The delay in implementing the state ban and uncertainty over whether the referendum would pass meant grocery chains were in no hurry to switch bag providers. What’s more, the collapse in oil prices resulted in a plunge in virgin plastic prices, meaning single-use plastic bags became much cheaper to produce. That, Grande said, forced the company to lower its price point for its recycled resin plastic bags to compete. The bags facing the ban sell to grocers for 2 cents each; bags allowable if the proposition passes sell for 7 cents to 10 cents each.

However, Grande said the delay in the law’s implementation did have one silver lining: It gave the company time to further penetrate other markets besides grocery stores, especially restaurants and nongrocery retail outlets such as clothing stores.

“That side of our business is now much more viable,” he said.

Now as the vote nears on Proposition 67, Command Packaging looks to take pole position among manufacturers of plastic bags that comply with the measure.

No polling has been released on this referendum measure to date; a Los Angeles Times/USC Dornsife poll from two years ago – after Brown signed SB 270 – found 59 percent support.

Lead vanishing?

But Command Packaging’s advantage might only be temporary. For starters, the measure appropriates $2 million to a state loan account to help manufacturers produce plastic bags that use recycled content. That could give potential rivals a way in.
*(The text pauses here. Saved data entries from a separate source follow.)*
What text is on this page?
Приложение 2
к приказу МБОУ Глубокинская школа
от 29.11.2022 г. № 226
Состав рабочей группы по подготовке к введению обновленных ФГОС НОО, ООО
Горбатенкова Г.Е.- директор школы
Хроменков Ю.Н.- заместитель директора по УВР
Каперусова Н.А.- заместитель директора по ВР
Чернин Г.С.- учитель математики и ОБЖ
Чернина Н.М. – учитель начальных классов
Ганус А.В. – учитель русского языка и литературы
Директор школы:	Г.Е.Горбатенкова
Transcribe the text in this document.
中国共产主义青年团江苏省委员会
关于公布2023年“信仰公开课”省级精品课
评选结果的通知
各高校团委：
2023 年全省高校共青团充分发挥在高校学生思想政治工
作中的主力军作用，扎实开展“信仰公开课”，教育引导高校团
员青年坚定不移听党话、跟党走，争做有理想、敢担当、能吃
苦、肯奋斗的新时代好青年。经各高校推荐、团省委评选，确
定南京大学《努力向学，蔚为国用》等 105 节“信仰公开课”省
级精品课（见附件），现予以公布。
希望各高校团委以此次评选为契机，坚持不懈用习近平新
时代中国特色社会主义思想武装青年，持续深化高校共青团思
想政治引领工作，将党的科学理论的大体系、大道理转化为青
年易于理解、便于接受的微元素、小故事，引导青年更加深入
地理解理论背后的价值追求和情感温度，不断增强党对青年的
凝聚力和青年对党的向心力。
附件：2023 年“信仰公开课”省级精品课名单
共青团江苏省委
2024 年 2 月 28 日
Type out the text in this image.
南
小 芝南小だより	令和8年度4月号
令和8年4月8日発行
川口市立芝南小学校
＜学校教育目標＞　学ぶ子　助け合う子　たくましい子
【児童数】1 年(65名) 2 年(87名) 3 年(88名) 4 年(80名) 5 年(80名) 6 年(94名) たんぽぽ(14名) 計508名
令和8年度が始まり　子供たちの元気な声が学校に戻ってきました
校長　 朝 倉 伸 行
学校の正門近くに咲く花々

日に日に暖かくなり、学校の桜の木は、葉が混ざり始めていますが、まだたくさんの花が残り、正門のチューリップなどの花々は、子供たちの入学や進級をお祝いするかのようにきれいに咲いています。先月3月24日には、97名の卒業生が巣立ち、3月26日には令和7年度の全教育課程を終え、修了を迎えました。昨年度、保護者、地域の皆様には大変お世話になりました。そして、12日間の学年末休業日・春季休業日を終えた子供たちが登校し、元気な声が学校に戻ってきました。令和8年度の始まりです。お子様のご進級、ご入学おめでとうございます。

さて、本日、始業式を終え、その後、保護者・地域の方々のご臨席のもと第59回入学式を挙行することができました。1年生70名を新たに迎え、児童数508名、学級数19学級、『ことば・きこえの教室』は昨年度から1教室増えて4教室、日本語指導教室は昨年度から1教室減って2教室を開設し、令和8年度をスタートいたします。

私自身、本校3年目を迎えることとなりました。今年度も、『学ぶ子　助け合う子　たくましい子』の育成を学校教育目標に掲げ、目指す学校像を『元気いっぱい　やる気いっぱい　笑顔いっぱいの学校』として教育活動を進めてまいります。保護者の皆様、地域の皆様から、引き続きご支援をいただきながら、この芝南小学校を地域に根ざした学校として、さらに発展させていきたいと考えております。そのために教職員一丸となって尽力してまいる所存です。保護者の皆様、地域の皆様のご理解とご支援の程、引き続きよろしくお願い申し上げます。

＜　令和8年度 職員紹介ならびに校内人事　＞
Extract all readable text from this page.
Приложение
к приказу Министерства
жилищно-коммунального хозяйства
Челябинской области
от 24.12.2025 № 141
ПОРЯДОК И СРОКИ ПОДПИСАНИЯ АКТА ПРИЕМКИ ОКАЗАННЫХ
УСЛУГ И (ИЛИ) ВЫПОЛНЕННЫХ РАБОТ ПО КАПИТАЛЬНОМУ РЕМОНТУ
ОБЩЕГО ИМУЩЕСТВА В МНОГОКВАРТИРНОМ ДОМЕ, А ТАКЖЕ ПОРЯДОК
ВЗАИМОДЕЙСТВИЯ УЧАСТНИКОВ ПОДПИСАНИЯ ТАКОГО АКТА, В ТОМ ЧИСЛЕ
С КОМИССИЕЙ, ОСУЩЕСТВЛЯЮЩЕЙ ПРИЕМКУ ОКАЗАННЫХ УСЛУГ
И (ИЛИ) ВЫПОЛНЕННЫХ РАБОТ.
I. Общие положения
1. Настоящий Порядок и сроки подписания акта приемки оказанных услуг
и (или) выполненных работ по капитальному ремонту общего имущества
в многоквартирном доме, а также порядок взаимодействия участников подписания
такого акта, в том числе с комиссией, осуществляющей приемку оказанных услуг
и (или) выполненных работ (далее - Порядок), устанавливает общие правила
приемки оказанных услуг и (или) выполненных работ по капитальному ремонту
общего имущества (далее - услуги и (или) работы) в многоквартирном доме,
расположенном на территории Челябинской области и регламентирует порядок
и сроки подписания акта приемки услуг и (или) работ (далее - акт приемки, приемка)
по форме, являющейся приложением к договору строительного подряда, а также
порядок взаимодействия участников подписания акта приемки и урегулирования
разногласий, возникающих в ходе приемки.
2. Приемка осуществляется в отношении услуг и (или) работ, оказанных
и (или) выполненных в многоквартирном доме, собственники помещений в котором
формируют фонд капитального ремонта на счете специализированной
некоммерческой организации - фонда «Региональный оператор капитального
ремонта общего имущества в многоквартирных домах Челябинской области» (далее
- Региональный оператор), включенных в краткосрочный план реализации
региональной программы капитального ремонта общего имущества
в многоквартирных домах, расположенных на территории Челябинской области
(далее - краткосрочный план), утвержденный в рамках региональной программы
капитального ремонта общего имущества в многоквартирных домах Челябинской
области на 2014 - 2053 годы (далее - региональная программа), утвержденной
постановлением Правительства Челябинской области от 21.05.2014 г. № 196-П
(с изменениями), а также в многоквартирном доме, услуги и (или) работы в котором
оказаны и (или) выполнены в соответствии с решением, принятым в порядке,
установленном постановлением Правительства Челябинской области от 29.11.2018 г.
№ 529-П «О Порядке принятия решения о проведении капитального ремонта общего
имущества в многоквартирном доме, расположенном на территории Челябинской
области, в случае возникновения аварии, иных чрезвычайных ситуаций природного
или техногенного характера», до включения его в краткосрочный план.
Grande said he’s more concerned that eventually larger plastic bag manufacturers will catch on, convert their processes, and dominate the market. That’s one reason why he said penetrating other markets that don’t face mandates, such as nongrocery retail and restaurants, is so important.

Another potential concern is the extent of wiggle room plastic bag makers will have in certifying their claims of postconsumer reusable content. SB 270 states that companies must submit third-party verification of their content claims.

Keith Vorst, a researcher in the polymer and food protection consortium at Iowa State University who is working with Command Packaging on verification issues, said that some manufacturers might be tempted to include in their definition of recycled content plastic that is left on the manufacturing room floor, which is not considered postconsumer. And he believes the requirements surrounding third-party verification are not stringent enough.

“Command Packaging has taken a major risk in investing so much money in the technology to extract postconsumer resin,” Vorst said. “But other manufacturers may try to take short cuts and be able to charge less. So Command Packaging may be doing the right thing, but the money can seem to be wasted.”

Grande said the provisions built into the law are for the remedies for alleged cheating to be addressed through the legal system.

“If a bag supplier believes a competitor is selling noncompliant bags, they will file a complaint with the court,” he said. “The burden will be on the accused to demonstrate they are compliant.”